Затем садился у своей видеопушки на стул и, повесив на неё наушники, принимался за переводной детектив. Профессор Струве (потомок «тех самых» профессоров) распинался у доски; дама-помреж, тоже без наушников, так как они могли испортить ей причёску, наобум ставила заставки; звукооператор своим «журавлём» ловил слова лектора, который, вопреки всем репетициям, то и дело отворачивался от зрителя к доске, а в отсеке толстая режиссёрша, «комическая героиня», всуе и втуне орала по внутренней связи, пытаясь заставить Жору «крупно наехать» на мыслящее лицо математика. Наконец, услышав жужжание в наушниках, Жора плавно двинул вперёд массивную камеру, за которой потянулся толстый кабель, поддерживаемый, словно пажем в торжественном шествии, кабельмейстером – обычно крашеной цыпой со взбитой причёской, в туфлях на шпильках и в брезентовых рукавицах. Кабельмейстеры больше двух месяцев на такой работе не задерживались: выскакивали замуж либо спирально взмывали на круги короткой девичьей карьеры.

А Жора, присмотревшись ко мне, вдруг спросил:

– Вы тот самый Бобышев?

Сразу же поняв, что значит «тот самый», я не переспрашивая, подтвердил.

– И что вы делаете в этой богадельне? – резанул он меня правдой-маткой.

– То же, что и вы.

– Ну я, бывает, снимаю олимпийских чемпионов, народных артистов, космонавтов...

– Да, тех, кто мелет ещё большую белиберду, чем этот! А у нас всё-таки формулы, факты, наука.

– Ладно, не будем спорить. Я бы вам тоже хотел показать что-нибудь своё.

«Тоже» значит, что он меня уже читал в самиздате, где же ещё? Ну, разве в «Молодом Ленинграде» или «Дне поэзии». А ещё, может быть, что-нибудь обкорнанное – в «Юности». Жаль, что так задерживается большая подборка в «Авроре»! То была очередная пора моих литературных иллюзий и ожиданий...

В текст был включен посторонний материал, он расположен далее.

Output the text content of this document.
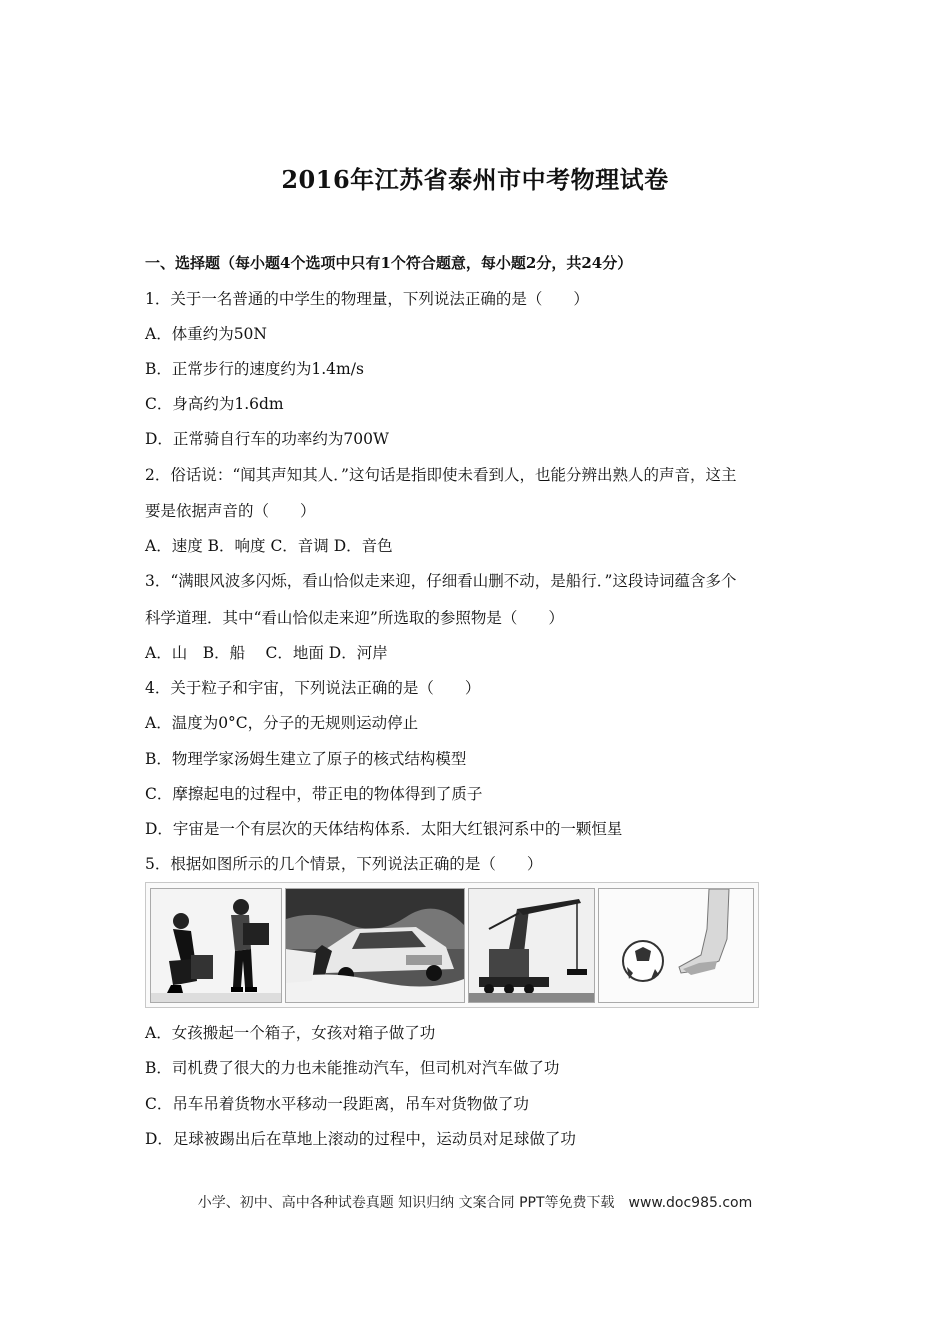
2016年江苏省泰州市中考物理试卷
一、选择题（每小题4个选项中只有1个符合题意，每小题2分，共24分）
1．关于一名普通的中学生的物理量，下列说法正确的是（　　）
A．体重约为50N
B．正常步行的速度约为1.4m/s
C．身高约为1.6dm
D．正常骑自行车的功率约为700W
2．俗话说：“闻其声知其人．”这句话是指即使未看到人，也能分辨出熟人的声音，这主
要是依据声音的（　　）
A．速度 B．响度 C．音调 D．音色
3．“满眼风波多闪烁，看山恰似走来迎，仔细看山删不动，是船行．”这段诗词蕴含多个
科学道理．其中“看山恰似走来迎”所选取的参照物是（　　）
A．山　B．船　 C．地面 D．河岸
4．关于粒子和宇宙，下列说法正确的是（　　）
A．温度为0°C，分子的无规则运动停止
B．物理学家汤姆生建立了原子的核式结构模型
C．摩擦起电的过程中，带正电的物体得到了质子
D．宇宙是一个有层次的天体结构体系．太阳大红银河系中的一颗恒星
5．根据如图所示的几个情景，下列说法正确的是（　　）
A．女孩搬起一个箱子，女孩对箱子做了功
B．司机费了很大的力也未能推动汽车，但司机对汽车做了功
C．吊车吊着货物水平移动一段距离，吊车对货物做了功
D．足球被踢出后在草地上滚动的过程中，运动员对足球做了功
小学、初中、高中各种试卷真题 知识归纳 文案合同 PPT等免费下载　www.doc985.com
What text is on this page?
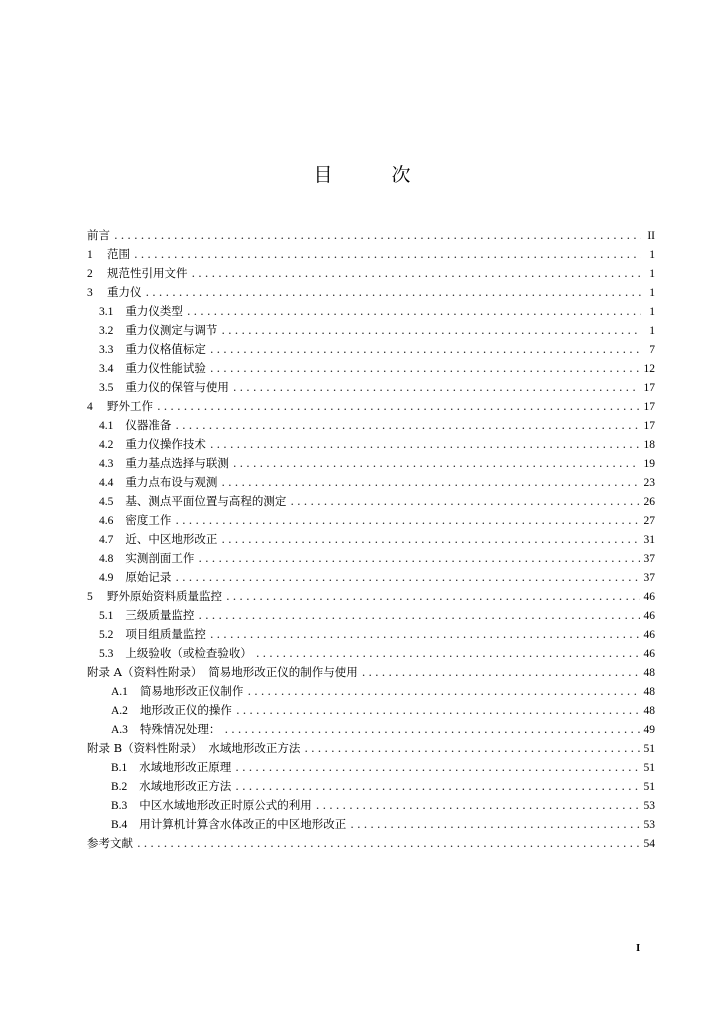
目　次
前言 .....	II
1 范围 .....	1
2 规范性引用文件 .....	1
3 重力仪 .....	1
3.1 重力仪类型 .....	1
3.2 重力仪测定与调节 .....	1
3.3 重力仪格值标定 .....	7
3.4 重力仪性能试验 .....	12
3.5 重力仪的保管与使用 .....	17
4 野外工作 .....	17
4.1 仪器准备 .....	17
4.2 重力仪操作技术 .....	18
4.3 重力基点选择与联测 .....	19
4.4 重力点布设与观测 .....	23
4.5 基、测点平面位置与高程的测定 .....	26
4.6 密度工作 .....	27
4.7 近、中区地形改正 .....	31
4.8 实测剖面工作 .....	37
4.9 原始记录 .....	37
5 野外原始资料质量监控 .....	46
5.1 三级质量监控 .....	46
5.2 项目组质量监控 .....	46
5.3 上级验收（或检查验收） .....	46
附录 A（资料性附录）　简易地形改正仪的制作与使用 .....	48
A.1 简易地形改正仪制作 .....	48
A.2 地形改正仪的操作 .....	48
A.3 特殊情况处理： .....	49
附录 B（资料性附录）　水域地形改正方法 .....	51
B.1 水域地形改正原理 .....	51
B.2 水域地形改正方法 .....	51
B.3 中区水域地形改正时原公式的利用 .....	53
B.4 用计算机计算含水体改正的中区地形改正 .....	53
参考文献 .....	54
I
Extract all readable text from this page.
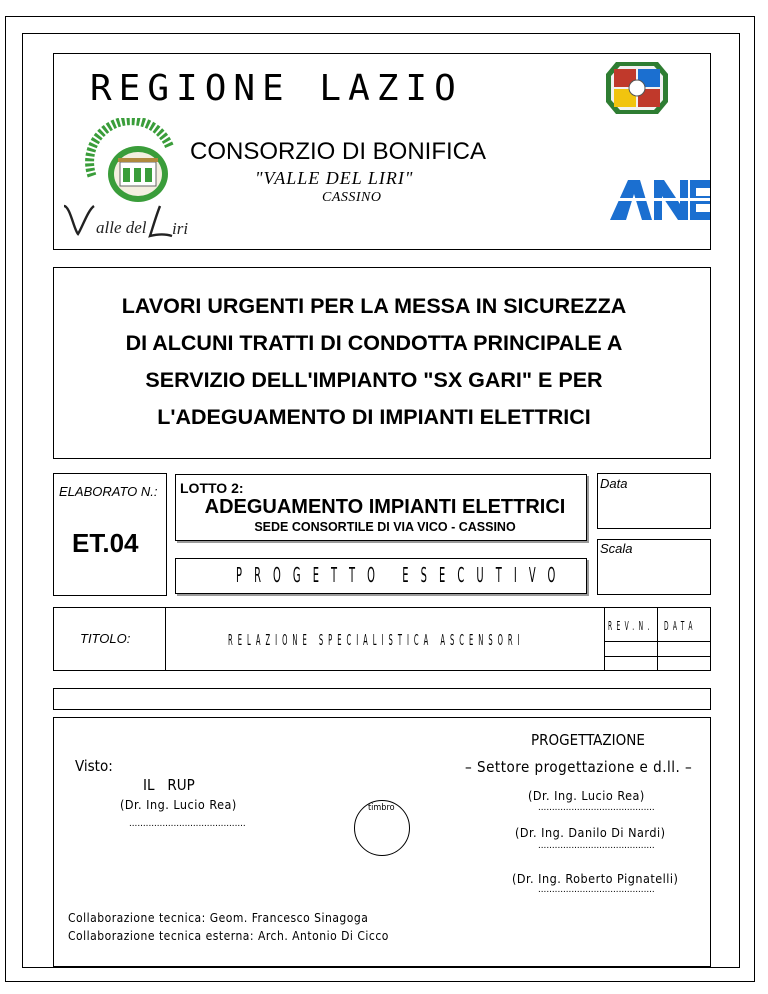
REGIONE LAZIO
alle del iri
CONSORZIO DI BONIFICA
"VALLE DEL LIRI"
CASSINO
LAVORI URGENTI PER LA MESSA IN SICUREZZA
DI ALCUNI TRATTI DI CONDOTTA PRINCIPALE A
SERVIZIO DELL'IMPIANTO "SX GARI" E PER
L'ADEGUAMENTO DI IMPIANTI ELETTRICI
ELABORATO N.:
ET.04
LOTTO 2:
ADEGUAMENTO IMPIANTI ELETTRICI
SEDE CONSORTILE DI VIA VICO - CASSINO
PROGETTO ESECUTIVO
Data
Scala
TITOLO:	RELAZIONE SPECIALISTICA ASCENSORI
REV.N. DATA
Visto:
IL   RUP
(Dr. Ing. Lucio Rea)
..........................................
timbro
PROGETTAZIONE
– Settore progettazione e d.ll. –
(Dr. Ing. Lucio Rea)
..........................................
(Dr. Ing. Danilo Di Nardi)
..........................................
(Dr. Ing. Roberto Pignatelli)
..........................................
Collaborazione tecnica: Geom. Francesco Sinagoga
Collaborazione tecnica esterna: Arch. Antonio Di Cicco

Очередная, каких я видел немало, клетушка в коммуналке, задвинутый в угол стол с бумажными наслоениями, очередной гений бросает по-лермонтовски в равнодушное лицо человечества свою гордую и горькую обиду... Отзовись, Россия, Русь, ответь хоть как-то на моё презренье к тебе, на мой в бессильном отчаянье брошенный вызов, ну хоть ударь! Ударь же! Ударь! Ну?

А как скажет она «не ударю», так что? Она ведь и Гоголю не ответила.

– Чувства живые, а язык литературен, вторичен.

– Да как вы не понимаете? Сейчас так и надо писать – языком Микеланджело, – горячится Прусов и читает с напором одну из знаменитых стихотворных надписей.

– Его язык – это камень, краски, а не переводные сонеты, Жора.

– Гений гениален во всём. Что художник нахаркает, то уже искусство.

– Ну, положим... И всё-таки язык перевода для собственных стихов негож, это уже дважды выдохнутый воздух.

– Почитайте тогда мою прозу. Здесь повесть и пьеса.

В обоих сочинениях место действия оказалось – дурдом, герои – пациенты, а в основе явно лежал личный опыт. Погружаться мне в него не захотелось, и я без обсуждения вернул рукописи их владельцу. Дело было в том, что я к тому времени наблюдал и более яркие воплощения в одном лице гениальности и безумия – причём там же, на студии.